時代と焔の守り手は龍の剣 第二十二話

「・・・くそがあぁぁぁっ!」
だがアッシュはその瞬間怒りに身を震わせ、大声を上げながらルークに斬りかかる・・・だがその行動は端から見ればルークに圧されたというアッシュにとって屈辱的な事実を必死に誤魔化そうとするものにしか見えなかった。
‘スカッ’
「なっ・・・!」
‘ゴッ!’
「がっ・・・!」
しかし我を見失っているアッシュの振り下ろしの一撃を冷静になっているルークは落ち着いて左側に身を寄せてかわし、同時に強烈な振り下ろしの一撃をアッシュの脳天に食らわせ苦悶の声と共に地面に叩き伏せた。
「・・・ぐっ・・・くっ、くそ・・・っ!」
「はっ!」
‘ガッ!・・・カラカラカラ・・・’
「ぐあっ!」
倒れ伏し痛みに声を上げながらもアッシュは尚も戦闘意欲を失わず、地面に手をつき立ち上がろうとする。その姿にルークは剣の握られた右手の手首を蹴り、ダメージを与えると共にその手から剣を弾き飛ばさせた。
「っ・・・クソッ、テメェ・・・こんな時に剣を狙って、恥ずかしくねぇのか!?」
「は?敵の武器を使えなくすんのは戦術として当然だろ、何言ってんだよ。それともお前、戦ってて相手が武器が使えなくなったら一々取りに行かせてたのか?それに大体お前分かってんのか?・・・この逆刃刀が普通の剣だったら、もうお前二回は死んでんだぞ」
「!!」
武器が遠く離されてしまった事で、アッシュはルークを見上げながら朦朧とした視線で決闘のルールに則っていないだろうと責める。しかし武器を狙ってはいけないというルールがない上に皮肉を効かせた返しをし、更に普通の剣だったらと仮定をするルークにアッシュはたまらず返す言葉がなく絶句した・・・胴を切り払う一撃と頭への一撃、これが真剣だったなら間違いなく死に至る一撃なのは部所が部所なだけに明白だった。
「・・・まぁ逆刃刀を使うって選んだのは俺だ、それで攻撃を当てたからって勝負ありにしようなんて思ってねぇ」
しかしとルークは真剣だったならという仮定を勝敗に適応しないと、自らその言葉を首を振って否定する。それでルークはそう言い終わると、ゆっくり逆刃刀を上に持ち上げる。
「だから勝負が終わる時はお前が降参するか・・・お前が倒れるかだ!」
「っ!」
‘ブンッ’
「・・・避けたか」
そしてそのまま勝敗のつけかたを自身で宣告しながら逆刃刀を振り下ろすルークだったが、なんとか転がって身をよじり避けたアッシュに冷静に視線をやる。
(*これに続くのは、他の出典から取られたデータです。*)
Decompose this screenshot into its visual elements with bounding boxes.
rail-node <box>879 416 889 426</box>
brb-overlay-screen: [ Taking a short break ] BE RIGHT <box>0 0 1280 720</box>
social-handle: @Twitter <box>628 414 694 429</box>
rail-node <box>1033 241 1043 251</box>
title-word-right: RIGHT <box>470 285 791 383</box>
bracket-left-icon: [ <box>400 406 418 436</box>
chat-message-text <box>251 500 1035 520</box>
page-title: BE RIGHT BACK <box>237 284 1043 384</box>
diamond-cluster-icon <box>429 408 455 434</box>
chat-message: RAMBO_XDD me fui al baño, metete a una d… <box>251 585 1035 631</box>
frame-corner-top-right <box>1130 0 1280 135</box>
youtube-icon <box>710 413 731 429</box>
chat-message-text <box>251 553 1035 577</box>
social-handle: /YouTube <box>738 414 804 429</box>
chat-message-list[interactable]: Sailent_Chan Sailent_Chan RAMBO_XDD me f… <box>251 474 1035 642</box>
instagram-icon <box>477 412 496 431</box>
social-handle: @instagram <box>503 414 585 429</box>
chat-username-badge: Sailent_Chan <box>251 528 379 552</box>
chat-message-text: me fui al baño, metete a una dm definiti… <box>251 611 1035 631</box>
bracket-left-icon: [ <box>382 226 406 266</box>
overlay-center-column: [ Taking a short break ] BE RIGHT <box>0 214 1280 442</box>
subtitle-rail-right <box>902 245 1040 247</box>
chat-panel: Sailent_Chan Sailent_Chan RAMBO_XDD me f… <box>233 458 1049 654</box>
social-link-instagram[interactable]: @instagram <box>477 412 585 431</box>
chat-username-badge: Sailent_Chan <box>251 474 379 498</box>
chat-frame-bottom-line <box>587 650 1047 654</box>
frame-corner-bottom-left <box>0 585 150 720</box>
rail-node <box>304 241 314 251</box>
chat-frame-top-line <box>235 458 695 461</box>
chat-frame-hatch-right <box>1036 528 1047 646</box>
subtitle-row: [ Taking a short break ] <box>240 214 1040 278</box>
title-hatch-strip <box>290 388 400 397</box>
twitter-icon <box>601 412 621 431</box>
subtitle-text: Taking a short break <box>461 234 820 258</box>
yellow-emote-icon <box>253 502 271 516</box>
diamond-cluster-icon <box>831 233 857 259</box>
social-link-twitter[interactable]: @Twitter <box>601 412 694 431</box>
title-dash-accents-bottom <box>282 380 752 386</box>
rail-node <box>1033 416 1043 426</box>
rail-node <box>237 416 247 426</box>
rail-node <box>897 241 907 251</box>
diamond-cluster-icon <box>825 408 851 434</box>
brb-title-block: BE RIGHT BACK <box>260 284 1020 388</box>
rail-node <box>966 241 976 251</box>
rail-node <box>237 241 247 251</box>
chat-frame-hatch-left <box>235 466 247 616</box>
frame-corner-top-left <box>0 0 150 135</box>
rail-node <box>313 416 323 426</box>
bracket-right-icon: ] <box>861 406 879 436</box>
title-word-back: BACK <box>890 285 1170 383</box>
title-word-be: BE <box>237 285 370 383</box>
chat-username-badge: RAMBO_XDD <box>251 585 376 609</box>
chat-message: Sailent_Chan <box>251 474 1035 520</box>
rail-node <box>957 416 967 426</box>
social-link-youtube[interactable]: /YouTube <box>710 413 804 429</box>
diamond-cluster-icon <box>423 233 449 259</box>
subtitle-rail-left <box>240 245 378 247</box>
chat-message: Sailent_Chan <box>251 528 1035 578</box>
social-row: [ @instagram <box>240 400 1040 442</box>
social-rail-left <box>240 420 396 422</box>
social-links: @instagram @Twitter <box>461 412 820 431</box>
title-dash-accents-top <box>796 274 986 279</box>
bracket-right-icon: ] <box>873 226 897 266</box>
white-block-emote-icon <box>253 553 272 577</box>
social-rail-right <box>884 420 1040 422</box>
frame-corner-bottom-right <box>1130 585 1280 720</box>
「くっ・・・くそっくそっくそっ!・・・お前なんかに、負けてたまるか!この屑があぁぁぁっ!」
その視線にまた苛立ちアッシュは立ち上がって、ルークに素手で殴りかからんと走り出す・・・もうその姿は現実を認めたくないというだけ、破れかぶれにしか見えない。その光景を見ていた比古清十郎達の目は既に冷めた目に変わっていた、結果の見えたその勝負に対し。
「はあぁぁぁっ!」
‘スカッ’
「っ・・・!」
「・・・はぁっ!」
‘ゴギャッ!’
「ぐあぁぁぁっ!」
ルークの目の前に来て右拳を思い切り振り切るアッシュ・・・だが横に顔を反らし難なく避けたルークが避けざまに放った腹を狙った振り抜きの一撃は、痛めたアッシュの右の肋骨を捉え鈍い音をハッキリと辺りに響かせた。たまらず苦痛に叫び声を上げるアッシュは腹を押さえ、地面に倒れ込む。
「・・・っ・・・!?」
「・・・もう寝ろ」
だがそれでも尚立ち上がろうと視線を上に向けるアッシュだったが、その視線の先にルークがおらず後ろから声が聞こえてきた事に急いで振り返ろうとした。
‘ザッ’
「っ・・・」
しかしそれより早く逆刃刀が首筋を捉えた事で、その衝撃にアッシュは前のめりに倒れた。
「・・・どうやら勝負は決まったようだな。そこまで!勝者はルークだ!」
そして少し時間が経ち立ち上がることがないその姿を見て、ピオニーは宣言した・・・ルークの勝ちだと。